Initially, The Blind House impresses you, artfully and graciously. The setting is dark, psychological, and constrained, yet sauced in delicious unease. The puzzles are also simple, at first, and even the ones which are not intrigue you instead of frustrate you. The layout of the screen features the game's graphic at the lower right and a graphical map at the lower left -- truly, a revolution in IF branding. Lastly, the main character's main current thoughts are floating just below the status bar. These game mechanics go a long way towards making TBH playable, and memorable, and cement the noir atmosphere.

Then the puzzles get less obvious and my interest wanes. The middle section takes too much time to unriddle and drains the prickly, panicky fear away. I'm also convinced that there's some sort of timing bug -- occasionally Marissa doesn't return (I waited until after 9 PM), and other times she returns after barely thirty moves. Originally, I thought that had Marissa returned earlier, the further revelations of the game would be avoided, but that was only wishful thinking.

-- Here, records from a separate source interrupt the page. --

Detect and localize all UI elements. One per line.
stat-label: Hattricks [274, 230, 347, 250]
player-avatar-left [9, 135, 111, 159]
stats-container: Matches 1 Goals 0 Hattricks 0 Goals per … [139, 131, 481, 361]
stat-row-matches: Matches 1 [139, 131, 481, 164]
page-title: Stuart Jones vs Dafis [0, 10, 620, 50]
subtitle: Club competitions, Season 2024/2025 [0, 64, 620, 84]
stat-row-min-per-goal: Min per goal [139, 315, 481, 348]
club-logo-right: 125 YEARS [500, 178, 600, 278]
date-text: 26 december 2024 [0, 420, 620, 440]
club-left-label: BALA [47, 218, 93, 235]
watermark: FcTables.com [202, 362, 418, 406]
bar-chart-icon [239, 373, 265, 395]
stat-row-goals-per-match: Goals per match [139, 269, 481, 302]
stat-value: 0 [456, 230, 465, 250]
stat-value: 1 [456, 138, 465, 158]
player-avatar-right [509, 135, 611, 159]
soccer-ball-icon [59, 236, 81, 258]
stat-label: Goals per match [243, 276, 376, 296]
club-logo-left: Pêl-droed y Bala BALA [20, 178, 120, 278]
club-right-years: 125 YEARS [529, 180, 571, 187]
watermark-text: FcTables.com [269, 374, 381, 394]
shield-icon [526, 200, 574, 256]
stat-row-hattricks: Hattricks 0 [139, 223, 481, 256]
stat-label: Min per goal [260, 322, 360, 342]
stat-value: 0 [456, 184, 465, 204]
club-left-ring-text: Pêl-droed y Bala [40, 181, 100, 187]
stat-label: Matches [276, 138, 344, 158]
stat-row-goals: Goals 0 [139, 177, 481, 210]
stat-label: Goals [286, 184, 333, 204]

The main character grows less likable as she becomes better defined; her thoughts hover upon indecency, and her jealousy of Estelle betrays her attraction to women (it's a jealous madness, but attraction nonetheless). Other scenes reveal this as well, and not in any subtle, interpretable way. The ending scenes make it completely clear. TBH is lesbian noir.

This casts a vomit-colored light upon the rest of the game. The middle section is Helena pawing through the private life of someone that she wishes was her lover. Even the introduction makes more sense -- why were the characters seemingly so close? (Spoiler - click to show)What actually happened last night, except for a lover's fight that turned deadly? The ending does succeed in wrapping things up, although it is anti-climactic, and it assumes a few things that you may not have done.

The writing in many places is taut, eerie, and evocative, but that in no way atones for requiring someone to live inside Helena's skin. That horror remains, like the memory of being deathly sick.